The path for markets will depend on what surprises us next. In previous crisis I’ve watched markets roiled by a massive shock before falling in a predictable path: the daily news becomes less shocking, the markets become less volatile, and start to seek opportunities. 

This time I don’t think the real financial shock has yet occurred. The dominant issue remains the virus. The market news creating the current RO/RO (risk on/risk off) volatility is all about how COVID-19 is slow burning its way across the Southern US stats, triggering renewal lockdowns, and spooking the markets. The sheer size of the US is one issue, but lax lockdowns and early re-openings in states that hadn’t reached anything close to a peak infections is another. 

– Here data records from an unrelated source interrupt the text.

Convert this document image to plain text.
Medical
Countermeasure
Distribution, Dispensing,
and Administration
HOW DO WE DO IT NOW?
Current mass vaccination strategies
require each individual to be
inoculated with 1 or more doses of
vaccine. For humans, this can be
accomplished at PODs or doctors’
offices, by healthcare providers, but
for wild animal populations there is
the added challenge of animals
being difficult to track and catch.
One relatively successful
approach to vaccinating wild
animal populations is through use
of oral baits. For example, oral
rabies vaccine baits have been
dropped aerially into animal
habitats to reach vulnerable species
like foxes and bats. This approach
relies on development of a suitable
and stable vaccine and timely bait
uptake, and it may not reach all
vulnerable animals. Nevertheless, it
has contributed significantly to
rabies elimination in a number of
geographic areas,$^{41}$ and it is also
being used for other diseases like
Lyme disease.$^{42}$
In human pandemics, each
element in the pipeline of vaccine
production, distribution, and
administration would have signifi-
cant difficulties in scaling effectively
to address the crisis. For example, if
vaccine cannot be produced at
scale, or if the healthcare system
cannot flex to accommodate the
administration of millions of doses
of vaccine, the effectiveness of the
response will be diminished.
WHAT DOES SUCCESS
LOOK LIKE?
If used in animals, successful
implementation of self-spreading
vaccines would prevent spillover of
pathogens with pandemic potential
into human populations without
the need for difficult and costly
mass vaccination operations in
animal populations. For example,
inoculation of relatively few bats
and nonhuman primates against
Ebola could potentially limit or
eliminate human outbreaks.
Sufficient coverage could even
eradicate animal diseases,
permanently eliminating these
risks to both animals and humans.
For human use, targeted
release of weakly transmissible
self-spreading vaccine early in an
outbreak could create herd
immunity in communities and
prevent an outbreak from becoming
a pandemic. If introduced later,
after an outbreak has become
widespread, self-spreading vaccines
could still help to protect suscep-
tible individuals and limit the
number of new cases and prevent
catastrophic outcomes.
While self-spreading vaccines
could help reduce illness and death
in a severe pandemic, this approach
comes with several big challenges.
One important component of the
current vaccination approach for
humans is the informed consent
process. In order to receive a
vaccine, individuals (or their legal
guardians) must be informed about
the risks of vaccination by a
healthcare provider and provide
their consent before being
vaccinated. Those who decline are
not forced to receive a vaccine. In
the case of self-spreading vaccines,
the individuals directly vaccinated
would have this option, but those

  • The virus is going to remain a massive threat, but real economic and political issues are going to emerge in coming weeks. Dismal corporate earnings and stories like the collapse of Gas fraker Chesapeake energy, or Boeing struggling to re-launch the dismal 737 MAX will dominate the news flow. 

  • Geopolitics ranging from the deepening China/US standoff, to the EU fighting battles on Brexit, the Poor South and the democratic challenge from the East, are likely to remain negative. 

  • And lets not forget domestic politics. An increasing number of fund managers list the US November Election as their biggest fear. Few would admit to being Trump supporters, but there is clear fear of a Biden presidency achieving a clean sweep of both the Senate and Congress. Meanwhile, Macron’s drubbing in French local elections, and the hopefull pro-European vote in Poland highlights voters unhappiness with current regimes. 

As I said – I’m bullish… but selectively, and there is a lot of noise coming our way.